With inferential statistics, you are trying to reach conclusions that extend beyond the immediate data alone.
This afternoon, I talked about why defensive statistics are not like offensive statistics, and closed with a statement about why I believe that defensive metrics should be viewed as inferential statistics, rather than the results of something that actually occurred. The definition above states it as well as anything I could write – what we want to do with metrics like the advanced defensive statistics we currently have is to make conclusions based on probability that go beyond the data that we have.
Let’s use a baseball example. The +/- system spit out a +47 rating for Chase Utley for 2008, calling him 47 plays better than an average defensive second baseman last year. It’s such an amazingly high number that, on it’s own, it’s basically unbelievable. Did Utley really display such amazing defense that he got to 47 more balls than an average fielder? And if so, how did such a remarkable performance go basically unnoticed by baseball observers?
Perhaps your initial reaction to such an unbelievable number would be to throw it out and discredit the system. After all, if I invented a metric that said that Chase Utley hit .434 last season, you’d just point to the facts and tell me I was wrong. But with defensive metrics, one of the basic tenets we have to accept is that we just can’t know for certain whether an average fielder would have actually fielded a particular ball, because this mythical average fielder didn’t have a chance to field that ball – only the fielder that we’re watching got a chance to field that ball. Whether anyone else could have fielded that ball has to be inferred, since it cannot be known.
This is the fundamental point to accepting defensive statistics – they know very little and infer an awful lot.
This doesn’t make them wrong or invalid. There are all kinds of statistics in life that are inferential and, when constructed correctly, give us meaningful information to make our life better. Political polling data is one of the best examples, and the match between polling data and baseball statistics got quite a bit of play with Nate Silver’s rise to fame this summer. When the data is handled correctly, inferential statistics help us answer questions we can’t figure out through descriptive statistics, and right now, defensive value is one of those things that must be inferred.
So, how do we view these numbers differently than if they were descriptive in nature? The key is to see them as data points as part of a larger sample and not take any one single data point too seriously. +/- thinks Utley was +47 last year. Okay. That’s nice. We’ll toss it into the stew, along with as many other valid data points as we can gather and determine how confident we can be within certain boundaries based on the sample that we have.

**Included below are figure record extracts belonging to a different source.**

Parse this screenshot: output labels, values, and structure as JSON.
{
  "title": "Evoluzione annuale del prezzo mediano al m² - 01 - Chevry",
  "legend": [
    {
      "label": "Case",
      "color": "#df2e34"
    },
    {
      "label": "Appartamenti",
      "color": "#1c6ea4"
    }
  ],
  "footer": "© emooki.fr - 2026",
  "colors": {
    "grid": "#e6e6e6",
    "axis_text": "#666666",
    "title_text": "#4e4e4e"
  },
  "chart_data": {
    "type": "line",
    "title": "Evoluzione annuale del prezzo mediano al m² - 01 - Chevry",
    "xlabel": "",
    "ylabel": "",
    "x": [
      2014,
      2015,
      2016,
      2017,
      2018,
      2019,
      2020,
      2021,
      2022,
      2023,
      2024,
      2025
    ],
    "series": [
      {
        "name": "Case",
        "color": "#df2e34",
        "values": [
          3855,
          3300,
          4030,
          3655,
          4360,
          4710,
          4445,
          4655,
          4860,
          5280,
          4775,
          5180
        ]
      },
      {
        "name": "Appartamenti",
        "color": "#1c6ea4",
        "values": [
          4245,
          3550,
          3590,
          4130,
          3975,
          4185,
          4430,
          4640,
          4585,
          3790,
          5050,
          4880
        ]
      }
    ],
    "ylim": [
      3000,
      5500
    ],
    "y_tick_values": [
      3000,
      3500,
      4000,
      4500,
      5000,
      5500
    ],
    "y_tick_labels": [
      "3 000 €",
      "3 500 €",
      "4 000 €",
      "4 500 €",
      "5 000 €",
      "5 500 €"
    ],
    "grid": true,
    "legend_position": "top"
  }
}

If you’ve taken a college course on statistics, you’ve probably learned about t tests and how to calculate necessary sample sizes based on given data. We won’t go through the math here, but research from guys like Chris Dial, TangoTiger, and MGL suggest that we need at least two years worth of data before we can start drawing reasonable conclusions from the defensive data we have now. Two years is a minimum. Three is a lot better, and gets us close to the point where we can be comfortable with the results.
With several years worth of data, we can be confidant that the sample is large enough that the noise in the data can be reduced to the point where our inferences can be at least generally accurate. Viewed by itself, Utley’s +47 is highly questionable. When viewed in concert with his +20 ratings in both 2006 and 2007, we can infer that Utley is probably something like a +25 defender compared to an average second baseman.
The human factor is still there, and we can’t pretend like a larger sample eliminates noise entirely, but we can begin to be confident that we can describe a player’s defensive value within a given range and be fairly accurate. Maybe we can’t prove that Utley’s a +25 fielder, but we could say that the probability of his real defensive value being between +20 and +30 is very high.
When someone tells you that defensive statistics simply aren’t as reliable as their offensive brethren, they’re right – there’s no doubt that the tools we have to measure offense are more precise than the ones to measure defense. But as statistics like UZR and +/- have come along, our ability to infer reasonably accurate conclusions about defensive value has grown immensely. They aren’t perfect, but when viewed as a data point, and analyzed as an inferential statistic, we can gather all kinds of information that we’ve never had before. And that’s exciting.